First, choose your thriller. This is the eye-catcher— the focal point of your container. Good thrillers usually have some stunning aspect that sets them apart from the rest. Most flowering plants can serve as thrillers, but striking plants like canna lilies and lantanas bring some extra drama. If you’re more interested in showy foliage, coleus, heart of Jesus, or ornamental grasses are also great options.

The bulk of your container comes from filler plants. Often medium-sized, mounding plants, they fill in open spaces and bridge the gaps between towering thrillers and trailing spillers. Though they have a more subtle presence compared to their thrilling counterparts, fillers add volume with attractive flowers and foliage. For a multi-floral look, pick smaller flowering plants like heliotropes or trailing petunias. Herbs like hyssop and basil are great options, too.
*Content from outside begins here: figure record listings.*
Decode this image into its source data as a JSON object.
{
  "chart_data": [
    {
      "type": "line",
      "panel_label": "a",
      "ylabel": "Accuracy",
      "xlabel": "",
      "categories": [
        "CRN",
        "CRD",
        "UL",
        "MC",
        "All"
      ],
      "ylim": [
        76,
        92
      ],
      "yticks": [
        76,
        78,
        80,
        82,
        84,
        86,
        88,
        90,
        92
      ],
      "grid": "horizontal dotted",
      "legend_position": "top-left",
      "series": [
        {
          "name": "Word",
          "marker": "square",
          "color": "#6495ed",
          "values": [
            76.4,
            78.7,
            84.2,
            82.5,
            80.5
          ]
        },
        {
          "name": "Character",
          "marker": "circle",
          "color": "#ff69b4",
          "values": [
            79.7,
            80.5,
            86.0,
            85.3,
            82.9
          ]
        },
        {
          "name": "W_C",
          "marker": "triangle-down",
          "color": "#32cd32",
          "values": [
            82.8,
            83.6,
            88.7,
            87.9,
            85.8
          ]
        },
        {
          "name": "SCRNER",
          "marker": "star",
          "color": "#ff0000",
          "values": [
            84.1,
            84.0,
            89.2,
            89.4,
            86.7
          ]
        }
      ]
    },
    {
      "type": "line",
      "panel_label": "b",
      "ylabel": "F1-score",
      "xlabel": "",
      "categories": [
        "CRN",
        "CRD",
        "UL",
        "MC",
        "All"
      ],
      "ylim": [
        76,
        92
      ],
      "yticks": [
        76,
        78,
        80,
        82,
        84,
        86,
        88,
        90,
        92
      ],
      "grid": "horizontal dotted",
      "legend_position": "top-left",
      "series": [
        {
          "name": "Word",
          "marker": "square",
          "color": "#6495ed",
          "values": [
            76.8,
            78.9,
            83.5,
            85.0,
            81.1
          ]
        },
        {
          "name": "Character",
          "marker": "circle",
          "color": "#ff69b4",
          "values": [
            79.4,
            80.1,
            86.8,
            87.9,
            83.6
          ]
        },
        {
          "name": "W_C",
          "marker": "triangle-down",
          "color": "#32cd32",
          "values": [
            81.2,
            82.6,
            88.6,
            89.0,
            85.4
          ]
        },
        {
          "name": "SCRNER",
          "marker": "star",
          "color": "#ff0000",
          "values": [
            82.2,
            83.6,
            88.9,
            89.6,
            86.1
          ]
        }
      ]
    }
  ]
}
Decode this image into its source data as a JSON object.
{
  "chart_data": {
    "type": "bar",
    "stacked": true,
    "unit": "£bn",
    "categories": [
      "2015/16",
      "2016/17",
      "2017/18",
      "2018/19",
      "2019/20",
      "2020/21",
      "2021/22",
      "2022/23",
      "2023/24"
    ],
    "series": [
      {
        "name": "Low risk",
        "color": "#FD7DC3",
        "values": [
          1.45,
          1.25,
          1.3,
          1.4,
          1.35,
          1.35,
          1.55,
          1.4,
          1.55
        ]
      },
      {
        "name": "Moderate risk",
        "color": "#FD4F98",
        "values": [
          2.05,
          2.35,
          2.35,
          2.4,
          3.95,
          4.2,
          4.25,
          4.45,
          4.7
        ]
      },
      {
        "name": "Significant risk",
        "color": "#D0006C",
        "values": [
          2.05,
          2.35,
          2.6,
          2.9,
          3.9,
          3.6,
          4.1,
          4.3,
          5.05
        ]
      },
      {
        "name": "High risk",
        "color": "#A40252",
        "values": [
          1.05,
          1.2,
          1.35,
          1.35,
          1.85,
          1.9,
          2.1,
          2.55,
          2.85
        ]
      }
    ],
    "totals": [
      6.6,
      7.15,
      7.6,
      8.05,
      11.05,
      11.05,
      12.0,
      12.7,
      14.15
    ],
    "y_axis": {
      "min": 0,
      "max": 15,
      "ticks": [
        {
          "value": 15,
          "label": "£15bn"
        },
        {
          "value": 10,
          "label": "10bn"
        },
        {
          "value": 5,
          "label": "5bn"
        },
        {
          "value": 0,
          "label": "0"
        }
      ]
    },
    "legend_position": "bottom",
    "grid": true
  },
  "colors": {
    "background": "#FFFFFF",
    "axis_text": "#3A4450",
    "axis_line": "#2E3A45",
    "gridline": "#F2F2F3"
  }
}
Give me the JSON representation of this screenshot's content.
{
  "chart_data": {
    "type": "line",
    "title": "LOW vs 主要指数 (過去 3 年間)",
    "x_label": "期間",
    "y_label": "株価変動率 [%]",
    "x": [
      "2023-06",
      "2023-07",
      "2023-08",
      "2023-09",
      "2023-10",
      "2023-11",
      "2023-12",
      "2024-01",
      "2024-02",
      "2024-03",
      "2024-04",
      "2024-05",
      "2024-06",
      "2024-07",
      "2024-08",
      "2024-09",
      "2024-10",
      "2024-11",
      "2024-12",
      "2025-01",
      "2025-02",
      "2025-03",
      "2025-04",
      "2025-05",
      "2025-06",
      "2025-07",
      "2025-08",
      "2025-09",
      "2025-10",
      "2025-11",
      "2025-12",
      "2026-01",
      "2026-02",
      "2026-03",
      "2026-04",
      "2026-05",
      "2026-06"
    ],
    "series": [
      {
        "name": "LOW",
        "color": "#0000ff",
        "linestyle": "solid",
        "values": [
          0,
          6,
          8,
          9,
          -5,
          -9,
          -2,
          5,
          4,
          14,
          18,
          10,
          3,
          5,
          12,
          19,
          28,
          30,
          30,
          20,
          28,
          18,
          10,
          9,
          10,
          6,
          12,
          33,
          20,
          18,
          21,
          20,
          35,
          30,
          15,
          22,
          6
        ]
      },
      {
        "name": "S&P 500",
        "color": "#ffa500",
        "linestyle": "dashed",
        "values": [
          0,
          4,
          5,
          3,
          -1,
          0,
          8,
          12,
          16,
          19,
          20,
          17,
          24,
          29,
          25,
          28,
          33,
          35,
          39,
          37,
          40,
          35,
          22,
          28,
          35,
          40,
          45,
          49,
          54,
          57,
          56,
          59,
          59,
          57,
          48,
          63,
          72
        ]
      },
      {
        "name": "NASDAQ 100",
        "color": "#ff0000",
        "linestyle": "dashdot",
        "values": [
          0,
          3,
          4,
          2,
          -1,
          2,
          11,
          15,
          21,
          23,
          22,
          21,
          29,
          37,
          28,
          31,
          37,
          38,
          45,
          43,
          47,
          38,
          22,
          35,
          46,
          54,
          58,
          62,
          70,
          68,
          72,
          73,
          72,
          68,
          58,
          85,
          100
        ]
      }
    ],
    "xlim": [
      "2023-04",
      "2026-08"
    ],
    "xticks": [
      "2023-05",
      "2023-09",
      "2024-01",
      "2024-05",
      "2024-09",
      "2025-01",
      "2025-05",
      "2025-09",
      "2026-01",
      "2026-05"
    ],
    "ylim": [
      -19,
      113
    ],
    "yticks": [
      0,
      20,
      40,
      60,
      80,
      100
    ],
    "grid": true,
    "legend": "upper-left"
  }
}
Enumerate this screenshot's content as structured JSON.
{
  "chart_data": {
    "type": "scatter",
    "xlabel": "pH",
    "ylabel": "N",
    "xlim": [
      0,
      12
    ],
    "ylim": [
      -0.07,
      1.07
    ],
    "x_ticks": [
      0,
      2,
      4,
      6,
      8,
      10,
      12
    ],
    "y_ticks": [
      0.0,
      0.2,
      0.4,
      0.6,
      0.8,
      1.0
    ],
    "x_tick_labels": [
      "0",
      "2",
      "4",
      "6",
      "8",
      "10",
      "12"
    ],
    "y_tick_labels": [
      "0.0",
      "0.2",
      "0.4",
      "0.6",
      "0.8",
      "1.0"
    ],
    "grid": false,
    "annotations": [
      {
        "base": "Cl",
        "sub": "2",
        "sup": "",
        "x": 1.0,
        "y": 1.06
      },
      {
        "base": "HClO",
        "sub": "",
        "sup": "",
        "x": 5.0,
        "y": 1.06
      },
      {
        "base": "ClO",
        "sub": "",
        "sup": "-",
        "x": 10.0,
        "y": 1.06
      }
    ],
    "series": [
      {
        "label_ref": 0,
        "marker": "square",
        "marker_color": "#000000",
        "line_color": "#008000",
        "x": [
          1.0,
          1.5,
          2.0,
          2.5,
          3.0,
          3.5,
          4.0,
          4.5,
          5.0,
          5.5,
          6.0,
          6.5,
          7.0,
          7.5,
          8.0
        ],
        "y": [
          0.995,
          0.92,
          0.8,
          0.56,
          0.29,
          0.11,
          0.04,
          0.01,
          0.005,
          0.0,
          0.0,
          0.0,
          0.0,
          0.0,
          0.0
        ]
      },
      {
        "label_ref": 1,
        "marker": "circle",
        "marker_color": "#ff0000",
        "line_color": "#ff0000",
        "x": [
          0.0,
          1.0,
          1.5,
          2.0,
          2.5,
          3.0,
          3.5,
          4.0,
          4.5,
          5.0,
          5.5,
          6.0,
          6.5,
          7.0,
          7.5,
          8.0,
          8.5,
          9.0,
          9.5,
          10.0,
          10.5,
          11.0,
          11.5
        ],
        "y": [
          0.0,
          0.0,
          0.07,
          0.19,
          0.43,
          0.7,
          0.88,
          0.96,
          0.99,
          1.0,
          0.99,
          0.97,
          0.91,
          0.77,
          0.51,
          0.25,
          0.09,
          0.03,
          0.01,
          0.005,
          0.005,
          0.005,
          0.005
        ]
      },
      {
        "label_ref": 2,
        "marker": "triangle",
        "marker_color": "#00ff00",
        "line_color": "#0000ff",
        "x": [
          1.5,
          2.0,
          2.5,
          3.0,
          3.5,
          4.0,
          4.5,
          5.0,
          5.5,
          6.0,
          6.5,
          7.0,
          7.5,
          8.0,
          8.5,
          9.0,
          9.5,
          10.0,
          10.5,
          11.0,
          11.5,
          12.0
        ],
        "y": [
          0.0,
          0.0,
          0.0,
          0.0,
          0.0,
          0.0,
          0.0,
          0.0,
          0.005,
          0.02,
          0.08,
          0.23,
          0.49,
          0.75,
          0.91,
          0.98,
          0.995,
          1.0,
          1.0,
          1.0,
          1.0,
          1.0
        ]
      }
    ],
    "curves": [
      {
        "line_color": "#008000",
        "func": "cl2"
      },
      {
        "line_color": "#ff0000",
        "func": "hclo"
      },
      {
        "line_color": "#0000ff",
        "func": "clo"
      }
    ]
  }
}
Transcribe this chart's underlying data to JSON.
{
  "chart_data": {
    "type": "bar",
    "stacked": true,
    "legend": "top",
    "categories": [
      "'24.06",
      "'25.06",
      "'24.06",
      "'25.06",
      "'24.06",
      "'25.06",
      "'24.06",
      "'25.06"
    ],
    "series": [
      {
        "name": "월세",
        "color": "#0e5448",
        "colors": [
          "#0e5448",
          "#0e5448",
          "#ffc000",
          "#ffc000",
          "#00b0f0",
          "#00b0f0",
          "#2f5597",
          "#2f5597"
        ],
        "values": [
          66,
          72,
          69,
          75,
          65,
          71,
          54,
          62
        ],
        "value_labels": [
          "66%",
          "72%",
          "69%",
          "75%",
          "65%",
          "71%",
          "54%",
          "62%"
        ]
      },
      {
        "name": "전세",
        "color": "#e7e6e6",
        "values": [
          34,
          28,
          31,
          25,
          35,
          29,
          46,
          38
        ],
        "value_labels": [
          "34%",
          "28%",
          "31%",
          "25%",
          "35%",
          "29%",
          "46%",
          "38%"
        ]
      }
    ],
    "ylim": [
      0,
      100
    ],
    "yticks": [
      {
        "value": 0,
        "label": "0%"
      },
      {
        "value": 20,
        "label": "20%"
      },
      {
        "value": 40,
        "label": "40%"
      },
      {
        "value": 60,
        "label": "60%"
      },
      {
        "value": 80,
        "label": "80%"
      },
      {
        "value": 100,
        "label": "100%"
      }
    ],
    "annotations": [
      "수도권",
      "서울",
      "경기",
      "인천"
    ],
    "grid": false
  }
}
Finally, fill in any remaining gaps and soften the edges of your container with spiller plants. These anchor your overall design and complete the look of your container garden. Place them close to the edge of the pot so their long or trailing stems are allowed to flow over. Trailing plants, like bacopa, ivy, and sweet potato vine spill beautifully over the edges, adding height to your container. Flowers like calibrachoa or petunias are effective spillers too, but you might need to leave them extra room for height.


When our annuals and perennials are exposed to sunlight and planted firmly in the earth, mother nature does a lot of the work for us. Container gardening is different, because planters provide a closed system, so it’s up to us to monitor and regulate moisture and light levels.

Light requirements are simple to achieve in containers because you can move them around. Whether it’s full sun or full shade, pay attention to what your plants’ needs are, ideally placing plants with similar needs together. Be careful of too much direct sunlight, which will dry up the soil and may burn the foliage of your favorite plants!

Maintaining the right moisture of your container’s soil can be a little more tricky. The first step is to use soils that are appropriate for the plants they’re going to nurture. Most plants do best in normal potting mix, but others, like succulents, need something a little drier. Different plants have different water level needs, but since containers are closed systems, be prepared to water plants a little more often than you would if they were out in the garden— just don’t over do it, because soggy roots are a no-no.

All plants need energy and nutrients to sustain their growth, so consider adding organic material and fertilizers. Again, the amount and type of each is dependent on the plant, but be prepared to fertilize heavy feeders like fast-growing annuals quite often.

The key to a flourishing container garden is to consider your plants’ needs first, and then build those aspects into a cohesive design. While it does take some effort and creativity, you’ll be rewarded with gorgeous, glowing containers to light up your landscape and draw attention to all of it’s best aspects.